Kids who came to us through adoption didn’t experience this the way they should have. For children who have lived life in part in an institutional setting, we may recognize those breaks in the relationship clearly. When she felt hungry, she cried and maybe someone came… but not for a while… and when they did, it wasn’t for very long. When his bottom was wet, he cried and he had to wait his turn. When there was scary thunder at night, maybe she was surrounded only by cribs with babies who were also scared. A child doesn’t have to be in an orphanage to experience breaks in this loop —neglect, abandonment, hospitalizations, persistent pain, foster care, unexpected goodbyes, etc. can cause breaks. A baby who experiences these kinds of starts learns a whole different set of lessons — My caregiver doesn’t really meet my needs. She isn’t willing and able to help me. I am not valuable and worthy of help. Life isn’t all that safe for me.

Relationships can look really different for this little one. Giving and receiving love — which is something he or she really needs — may feel too costly and hard. Letting someone else be in charge — also something he or she really needs — may feel too risky. They may live life on edge, expecting the worst and needing to be on the offense, ready for a threat. Noradrenalin and cortisol and serotonin levels (hormones in the brain related to aggression, impulse control, and emotion regulation) aren’t where they should be. It is with these patterns that she learns how to do relationships in ways she carries with her as she grows and her world gets bigger.

It’s in these patterns where we as parents feel that brokenness deeply because we want so badly to be what our children need. Yet, when our parenting seemingly comes up short, we can easily start hearing the messages: I am not able to help my child. I am not valuable and worthy of that job. Nothing is working.

Those messages are hard to hear because maybe we’ve heard something like them before. It’s not only our child’s history that matter; our history matters too. We are coming into this relationship as the caregiver on one side of the cycle having been on the other side ourselves, having received our own messages of value, worth, and the way the world works, having developed our own patterns of doing relationships because of those messages.

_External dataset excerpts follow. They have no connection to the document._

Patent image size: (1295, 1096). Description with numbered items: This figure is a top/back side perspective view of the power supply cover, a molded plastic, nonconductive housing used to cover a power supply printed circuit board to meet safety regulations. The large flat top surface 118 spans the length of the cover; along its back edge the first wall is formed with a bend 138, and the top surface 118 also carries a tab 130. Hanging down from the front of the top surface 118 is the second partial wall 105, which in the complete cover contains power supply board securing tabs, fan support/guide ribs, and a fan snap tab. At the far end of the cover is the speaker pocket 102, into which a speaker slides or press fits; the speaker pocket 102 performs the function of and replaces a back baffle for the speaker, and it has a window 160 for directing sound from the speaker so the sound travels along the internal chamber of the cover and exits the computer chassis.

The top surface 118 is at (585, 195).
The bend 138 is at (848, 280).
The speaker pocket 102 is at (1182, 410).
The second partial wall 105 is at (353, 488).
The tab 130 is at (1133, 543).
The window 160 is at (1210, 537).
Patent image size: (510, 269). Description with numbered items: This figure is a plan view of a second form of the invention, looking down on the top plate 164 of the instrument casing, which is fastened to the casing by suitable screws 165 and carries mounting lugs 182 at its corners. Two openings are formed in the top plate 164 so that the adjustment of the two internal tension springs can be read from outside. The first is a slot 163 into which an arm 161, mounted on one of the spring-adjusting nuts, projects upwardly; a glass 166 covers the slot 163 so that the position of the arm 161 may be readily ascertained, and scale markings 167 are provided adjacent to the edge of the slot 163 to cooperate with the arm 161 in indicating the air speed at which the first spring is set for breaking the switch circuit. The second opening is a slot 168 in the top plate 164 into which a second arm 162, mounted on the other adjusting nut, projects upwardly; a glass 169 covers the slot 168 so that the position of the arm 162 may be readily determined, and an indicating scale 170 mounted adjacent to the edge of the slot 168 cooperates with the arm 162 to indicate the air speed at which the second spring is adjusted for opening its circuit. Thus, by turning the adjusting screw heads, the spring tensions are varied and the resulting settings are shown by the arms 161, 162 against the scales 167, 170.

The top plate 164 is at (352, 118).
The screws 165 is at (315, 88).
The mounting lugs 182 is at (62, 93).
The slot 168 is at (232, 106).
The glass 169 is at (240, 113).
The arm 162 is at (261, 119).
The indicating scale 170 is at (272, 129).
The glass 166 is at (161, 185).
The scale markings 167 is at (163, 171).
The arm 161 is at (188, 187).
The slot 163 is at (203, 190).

This is why we need strategies that help us to be better at building connection — for our children, for ourselves, for our families. Whether our kids are 3 months old, 13 years old or 30 years old, we need them. The attachment loop will look different than it does when we’re talking about infants, but it still applies. Our need for relationship and connection doesn’t magically end at age 3; it’s how we’re made and how we grow. The identified needs and expression of them are different. Our responses as caregivers are different. But the opportunity to send messages of safety and security, of value and hope – and receive the messages we need – remains.

Questions to consider:

• What messages (good and/or not so good) did you receive about yourself and the world around you growing up?

• What messages are you sending and what messages do you think your children are receiving from you as a parent? (note: they don’t always match up.)

• What messages do you want your children to be able to say they received from you?